Infusion Nursing Malpractice Lawsuits Handled by Perivascular Nurse Consultants Inc. from January 1997 through January 1999 (listed by type) | |
Nerve Injuries | 19 cases |
Extravasation | 18 cases |
Infiltration | 15 cases |
Catheter Fracture | 9 cases |
Sepsis/Infection | 6 cases |
Thrombosis | 6 cases |
Phlebitis | 6 cases |
Catheter Malposition | 6 cases |
Air Embolism | 1 case |
Total | 80 cases |
Source: Perivascular Nurse Consultants, Philadelphia. |
Documentation is your friend
With today’s fast-paced health care environment, nurses often do not always have time to document as thoroughly as they would like. However, nurses are clearly not well-served by failing to designate vessels if IV therapy results in injury and a subsequent malpractice case. Sue Masoorli, RN, heads Perivascular Nurse Consultants Inc., an infusion therapy and legal consulting agency. Masoorli, who teaches PICC and IV insertions nationwide, spends about 30% of her time reviewing and testifying in IV therapy malpractice cases, says the most important issue in any lawsuit is documentation.
"The biggest problem when you get to court for liability is that the documentation doesn’t back up what you said you did or didn’t do," she says. "I don’t think that flow sheets work well for IV documentation, so I’ve designed my own set of documentation forms." (See forms, right and p. 124.)
Source: Perivascular Nurse Consultants, Philadelphia.
The most court cases Masoorli sees are for nerve compression, puncture, or contact injuries. "We see a lot of infiltration lawsuits in which the infiltrations are so large that the weight of the fluid in the tissue causes nerve compression injury, so these patients may have permanent carpal tunnel injury," she says.
The second-largest case type is catheter malpositioning. Masoorli stresses that the only way to document catheter tip placement is by X-ray verification.
"You have to obtain the X-ray report, which will tell you where the tip is," she recommends. "The Intravenous Nurses’ Society has that in their standards in four different places; NAVAN has a position paper on tip placement. That’s a very big issue when it comes to central lines."

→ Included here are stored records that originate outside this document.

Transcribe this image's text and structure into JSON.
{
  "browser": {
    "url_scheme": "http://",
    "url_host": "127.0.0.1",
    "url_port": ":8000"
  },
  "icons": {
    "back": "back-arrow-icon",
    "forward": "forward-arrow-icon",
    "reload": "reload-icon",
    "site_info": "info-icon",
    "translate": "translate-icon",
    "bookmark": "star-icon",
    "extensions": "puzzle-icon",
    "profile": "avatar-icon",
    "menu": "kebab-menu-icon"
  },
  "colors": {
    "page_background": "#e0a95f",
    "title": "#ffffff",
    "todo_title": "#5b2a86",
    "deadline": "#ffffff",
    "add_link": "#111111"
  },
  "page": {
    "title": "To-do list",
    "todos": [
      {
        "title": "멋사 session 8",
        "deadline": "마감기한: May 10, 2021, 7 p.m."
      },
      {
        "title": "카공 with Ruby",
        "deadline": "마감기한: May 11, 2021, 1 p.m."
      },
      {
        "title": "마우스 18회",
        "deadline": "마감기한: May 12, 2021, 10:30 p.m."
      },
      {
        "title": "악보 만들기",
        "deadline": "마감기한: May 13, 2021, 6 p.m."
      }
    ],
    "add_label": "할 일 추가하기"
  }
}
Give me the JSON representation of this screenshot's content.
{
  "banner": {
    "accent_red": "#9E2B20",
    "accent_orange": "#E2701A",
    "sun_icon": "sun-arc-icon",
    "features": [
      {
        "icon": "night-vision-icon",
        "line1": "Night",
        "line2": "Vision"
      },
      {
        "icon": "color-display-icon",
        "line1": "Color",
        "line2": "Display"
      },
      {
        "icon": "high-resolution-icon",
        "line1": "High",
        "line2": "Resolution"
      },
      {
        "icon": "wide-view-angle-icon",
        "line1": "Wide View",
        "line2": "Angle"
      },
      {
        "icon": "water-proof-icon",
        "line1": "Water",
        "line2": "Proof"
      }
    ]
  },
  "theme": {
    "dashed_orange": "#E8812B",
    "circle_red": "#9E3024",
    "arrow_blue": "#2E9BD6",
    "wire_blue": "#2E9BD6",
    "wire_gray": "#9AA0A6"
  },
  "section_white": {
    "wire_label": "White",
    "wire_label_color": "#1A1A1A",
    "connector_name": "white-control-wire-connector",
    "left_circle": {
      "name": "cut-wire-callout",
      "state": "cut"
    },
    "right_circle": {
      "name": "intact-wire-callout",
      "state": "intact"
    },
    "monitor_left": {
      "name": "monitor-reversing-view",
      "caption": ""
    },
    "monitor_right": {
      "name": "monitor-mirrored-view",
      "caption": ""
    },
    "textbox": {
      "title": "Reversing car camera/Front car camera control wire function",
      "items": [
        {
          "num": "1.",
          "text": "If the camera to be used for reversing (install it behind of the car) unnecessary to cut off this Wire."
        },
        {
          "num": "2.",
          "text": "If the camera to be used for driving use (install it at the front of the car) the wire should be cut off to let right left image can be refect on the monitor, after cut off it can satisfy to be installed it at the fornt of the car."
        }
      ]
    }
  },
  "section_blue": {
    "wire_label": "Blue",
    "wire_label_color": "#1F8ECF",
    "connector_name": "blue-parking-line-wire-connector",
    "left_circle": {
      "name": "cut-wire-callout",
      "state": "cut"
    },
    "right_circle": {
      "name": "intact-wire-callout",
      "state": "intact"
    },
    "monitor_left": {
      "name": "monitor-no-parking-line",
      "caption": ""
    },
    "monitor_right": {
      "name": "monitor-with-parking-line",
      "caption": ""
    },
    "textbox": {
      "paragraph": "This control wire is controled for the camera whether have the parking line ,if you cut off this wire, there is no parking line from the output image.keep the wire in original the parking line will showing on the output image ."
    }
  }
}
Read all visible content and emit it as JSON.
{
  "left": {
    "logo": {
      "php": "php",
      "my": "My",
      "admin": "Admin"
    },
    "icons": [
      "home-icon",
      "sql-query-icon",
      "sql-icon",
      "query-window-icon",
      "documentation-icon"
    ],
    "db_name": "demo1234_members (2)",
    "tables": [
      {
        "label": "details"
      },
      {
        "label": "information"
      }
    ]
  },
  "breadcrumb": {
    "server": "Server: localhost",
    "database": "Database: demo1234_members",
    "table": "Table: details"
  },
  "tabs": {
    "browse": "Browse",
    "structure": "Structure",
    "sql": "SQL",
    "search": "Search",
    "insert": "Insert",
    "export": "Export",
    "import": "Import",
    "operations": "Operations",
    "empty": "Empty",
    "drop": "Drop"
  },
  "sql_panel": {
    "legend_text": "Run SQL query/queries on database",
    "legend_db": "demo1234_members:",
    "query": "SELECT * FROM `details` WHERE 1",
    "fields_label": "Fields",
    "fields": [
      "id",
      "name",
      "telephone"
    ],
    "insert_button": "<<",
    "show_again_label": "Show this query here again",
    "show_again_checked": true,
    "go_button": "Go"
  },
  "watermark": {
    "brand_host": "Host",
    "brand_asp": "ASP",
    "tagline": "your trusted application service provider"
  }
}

Masoorli says that though most nurses have the X-ray taken, many still do not read the results. "I can’t tell you how many cases I’ve had where the nurse infused medication and never knew where the tip of the catheter was. It usually results in death. The liability does not go back to the person who inserted the tip, but to the nurse who infused the medication without checking the tip placement — it’s that nurse’s job to know where the tip is. Nurses have to know the placement of all central lines, not just PICC [peripherally inserted central catheter] lines."